Nevâî hattat idi, ressamdı, musikişinastı, kat’ ve tezhip sanatlarına vakıftı. Bunların hepsinin fevkinde de şairdi. Şiirdeki azametine de şahit olduktan sonra insan, kendi kendine gayrihtiyarî soruyor: Hakikaten büyük olabilmek için insan, daha ne gibi evsafı haiz olmalıdır?
Nevaî; ince ruhlu bir sanatkârdır. Bu ince ruh ve hassasiyete mukarin kuvvetli bir zekâ onu siyasî cephede olduğu kadar ilim ve sanat yolunda da muvaffakiyetten muvaffakiyete uçurmuştur. Zamanındaki tezkere-nüvislerin ifadelerine nazaran hayatı müddetince daima çalışan ve bir lâhza tembelliğe düşmeyen Ali Şir, Asya’da bir büyük şiir dehası olarak doğmuştur. Bu yolda kendinden evvel gelenler yok değildir. Meselâ: Mecalisü’n-nefais adlı tezkeresinde o havalide yetişen şairleri zikreder ki bunların arasında Emirî, Hace Bü’l-Hasan Türk, Mevlânâ, Kutbî, Mukımî, Harimî, Kalender, Lutfî, Yakinî, Sekkâkî, Süheylî gibi Türkçe yazanlar vardı. Bunlardan maada başta Sultan Hüseyin Baykara olmak üzere hanedan azâsı da Türkçe şiirler yazıyorlardı. Herat o devirde büyük bir ilim ve sanat merkezi idi. Bu merkezin en büyük şahsiyeti de Nevâî’nin nasıl bir şair olduğunu mütalâa etmeden evvel onun karakterini tespite çalışalım:
Nevâî evvelâ zengin ve asil bir ailenin çocuğu idi. İyi bir tahsil görmüştü. Sultan “Ebü’l-Kasım Babür”ün sarayında babasının yerine geçen bu genç, esasen şair olan sultanın büyük teveccühüne mazhar olmuş ve “oğlum” hitabı ile taltif ve takdir edilmiştir. Nevâî daha o zaman şiir ile şöhret almaya başlamıştı. Henüz 17 yaşında iken Meşhed’de bir kervansarayda tesadüfen Horasan’ın meşhur şairlerinden Kemaleddin Türbetî ile görüştüğü zaman bu meşhur şairi kendi zekâ ve görüşüne hayran etmişti.
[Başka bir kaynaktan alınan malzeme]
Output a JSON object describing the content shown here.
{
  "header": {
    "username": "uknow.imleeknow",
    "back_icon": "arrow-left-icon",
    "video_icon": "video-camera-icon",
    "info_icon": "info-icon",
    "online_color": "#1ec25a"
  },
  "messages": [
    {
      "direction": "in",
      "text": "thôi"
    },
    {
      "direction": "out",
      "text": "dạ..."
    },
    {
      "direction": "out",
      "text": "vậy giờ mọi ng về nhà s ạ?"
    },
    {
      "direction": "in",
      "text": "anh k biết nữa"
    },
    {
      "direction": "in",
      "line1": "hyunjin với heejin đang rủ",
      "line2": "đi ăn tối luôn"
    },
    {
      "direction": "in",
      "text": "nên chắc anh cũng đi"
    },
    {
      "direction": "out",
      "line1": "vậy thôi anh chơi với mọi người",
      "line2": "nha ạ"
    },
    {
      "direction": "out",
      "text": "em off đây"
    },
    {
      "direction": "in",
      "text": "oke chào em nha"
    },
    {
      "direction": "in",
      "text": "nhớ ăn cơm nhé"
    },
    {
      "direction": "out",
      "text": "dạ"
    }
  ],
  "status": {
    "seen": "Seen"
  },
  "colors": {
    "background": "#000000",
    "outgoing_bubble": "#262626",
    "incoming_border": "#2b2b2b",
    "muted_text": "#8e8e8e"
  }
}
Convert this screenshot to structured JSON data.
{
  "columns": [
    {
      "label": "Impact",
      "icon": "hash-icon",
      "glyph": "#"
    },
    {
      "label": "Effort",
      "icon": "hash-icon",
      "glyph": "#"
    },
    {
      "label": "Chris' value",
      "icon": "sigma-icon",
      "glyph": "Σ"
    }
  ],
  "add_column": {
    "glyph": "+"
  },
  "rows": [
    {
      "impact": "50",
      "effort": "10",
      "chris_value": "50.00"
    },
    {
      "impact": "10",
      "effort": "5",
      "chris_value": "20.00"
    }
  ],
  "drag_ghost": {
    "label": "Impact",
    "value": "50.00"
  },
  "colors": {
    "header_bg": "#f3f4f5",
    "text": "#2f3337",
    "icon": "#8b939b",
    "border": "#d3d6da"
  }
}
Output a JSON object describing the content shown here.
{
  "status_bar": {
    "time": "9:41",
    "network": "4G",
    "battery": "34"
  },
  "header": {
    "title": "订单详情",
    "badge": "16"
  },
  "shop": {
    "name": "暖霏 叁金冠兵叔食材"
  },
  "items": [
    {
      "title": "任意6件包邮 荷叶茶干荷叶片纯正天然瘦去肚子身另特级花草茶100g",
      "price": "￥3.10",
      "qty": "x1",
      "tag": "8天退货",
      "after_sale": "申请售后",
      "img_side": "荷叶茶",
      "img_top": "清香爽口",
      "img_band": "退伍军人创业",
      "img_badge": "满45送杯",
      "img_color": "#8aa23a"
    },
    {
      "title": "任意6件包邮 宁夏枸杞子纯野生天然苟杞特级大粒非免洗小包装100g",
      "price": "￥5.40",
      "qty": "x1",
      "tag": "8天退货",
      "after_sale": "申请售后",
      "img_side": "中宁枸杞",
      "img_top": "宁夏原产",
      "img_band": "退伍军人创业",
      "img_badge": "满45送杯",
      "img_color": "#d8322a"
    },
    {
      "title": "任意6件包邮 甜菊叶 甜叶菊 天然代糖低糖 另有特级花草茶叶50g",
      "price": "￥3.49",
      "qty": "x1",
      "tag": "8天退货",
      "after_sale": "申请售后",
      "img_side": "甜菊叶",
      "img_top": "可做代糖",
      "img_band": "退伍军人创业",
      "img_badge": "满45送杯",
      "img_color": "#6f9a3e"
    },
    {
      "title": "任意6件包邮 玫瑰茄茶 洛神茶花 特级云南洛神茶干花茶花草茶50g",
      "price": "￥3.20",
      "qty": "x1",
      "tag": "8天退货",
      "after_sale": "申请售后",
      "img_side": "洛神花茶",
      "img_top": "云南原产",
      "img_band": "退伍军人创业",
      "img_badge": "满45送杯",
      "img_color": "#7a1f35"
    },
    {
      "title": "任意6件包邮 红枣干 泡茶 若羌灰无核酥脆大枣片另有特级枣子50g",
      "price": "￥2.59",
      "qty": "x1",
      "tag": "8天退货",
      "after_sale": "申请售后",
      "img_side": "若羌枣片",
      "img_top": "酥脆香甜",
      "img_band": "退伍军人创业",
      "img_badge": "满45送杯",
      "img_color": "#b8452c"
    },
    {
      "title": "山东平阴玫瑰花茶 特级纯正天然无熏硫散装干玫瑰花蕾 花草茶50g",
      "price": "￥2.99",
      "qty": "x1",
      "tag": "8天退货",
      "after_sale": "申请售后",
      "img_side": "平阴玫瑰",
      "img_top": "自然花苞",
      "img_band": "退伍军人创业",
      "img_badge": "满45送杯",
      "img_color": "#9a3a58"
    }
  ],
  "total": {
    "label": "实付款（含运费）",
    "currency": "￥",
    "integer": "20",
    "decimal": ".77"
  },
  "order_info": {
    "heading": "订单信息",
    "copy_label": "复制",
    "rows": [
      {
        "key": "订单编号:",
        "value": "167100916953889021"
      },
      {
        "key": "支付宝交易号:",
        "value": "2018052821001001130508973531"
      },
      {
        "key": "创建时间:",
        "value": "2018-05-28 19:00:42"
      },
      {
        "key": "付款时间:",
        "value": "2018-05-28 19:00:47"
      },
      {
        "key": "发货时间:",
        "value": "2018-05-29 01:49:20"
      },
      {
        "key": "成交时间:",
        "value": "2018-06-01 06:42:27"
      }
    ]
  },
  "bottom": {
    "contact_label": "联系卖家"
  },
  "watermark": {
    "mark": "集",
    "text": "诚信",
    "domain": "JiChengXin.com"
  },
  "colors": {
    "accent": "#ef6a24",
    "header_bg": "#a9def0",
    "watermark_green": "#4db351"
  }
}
Mizacı asabî ve hassastı. Bu halini şiirlerinden anlayabiliriz. Bazen de bariz izler gözükür. Meselâ:
Tuşta gördüm yarnı handan rakibin ötrüde
Reşkdin her lâhza tiş kırçılatırmın uykuda
Ol peri vaslı ara yadımga girse firkati
Tilbeler yanghg tökermin eşk aynı gülgüde
Uykuda dişlerini gıcırdatan, gülerken ağlayan ve bunu ifade eden sanatkâr bize mizacının fazla hassasiyet ve asabiyetini anlatmış olur. Kuvvetli irade ve aklı seliminin idaresi altında o aklı selimi büyük ihtirasların meş’ur hamlelerine sürükleyen bu hassasiyet; bizzarur tatmin edilmeyip hazin ve plâtonik bir aşka tahavvül etmiştir. Nevâyî; evlenmemiş ve bütün hayatını büyük bir titizlikle ilim ve sanata hasretmiştir. Bu ihtibas, onu şiir sahasına yükseltmiştir. Hayatı muhtelif menbalardan takip edilirse bu aşkın hakikaten plâtonik olduğu anlaşılır. Eserleri arasında çok zevk perestane sahifelere rastlamak kabildir. Fakat bunlar hep “keşke olsaydı” temennisiyle nihayetlenir. Meselâ:
Ne hoş bolgay ikülen mest bolsak vasl bağıda
Kolum bolsa anıng boyunuda vü ağzım kulağıda
Visalin sarhoş edici zevklerini vecd içinde andıktan sonra gazelini şöyle bitirir:
Nevayî sen kim’ü-işret demi bilmes misin kim it
Eğer kan içse hem başı görünür öz yalağıda
Onun hassasiyetinden mütevellit derin izzeti nefsini Sultan Hüseyin’in kendisine yazdığı mektuplarda çok ihtiyatlı bir lisan kullanmasından da istidlâl kabildir. Muhakemetü’l-Lugateyn’inden anlaşılıyor ki Nevâî 15 yaş ile 40 yaş arasında birçok aşk geçirmiş ve bu maceralarda sevgilisinin hüsün ve nazım, kendi aşk ve niyazını şerh için gazeller yazmış ve İran şairlerinden birçoğunun asarını okumuştur. Yine o eserdeki bir kayıttan bu asabî ve hassas mizacın garabet perest ve düşvar-pesent yani “orijinalite meraklısı ve güç beğenir” olduğunu anlıyoruz. Bu da onun hilkaten mümtaz yaratılmış bir şahsiyet olduğunu gösterir. Büyük bir tefevvuk aşkı, doymak bilmez bir ilim ve sanat ihtirası. Bu tefevvuk aşk ve ihtirasını da en meşrû yoldan, hiçbir entirikaya tenezzül etmeden şahsî kemalât ile temin etmişti. Böyle hassas ve marazî bir mizaca hâkim kuvvetli bir aklıselim ve irade. İlim ve idare yolundaki muvaffakiyeti, derin şefkatin, yüksek adaleti, bütün hayatınca kendini en mükemmel surette idare edişi, uzvî ilcalarına hâkim oluşu bu hassasiyetle iradenin kuvvetli imtizacından hasıl olmuştur.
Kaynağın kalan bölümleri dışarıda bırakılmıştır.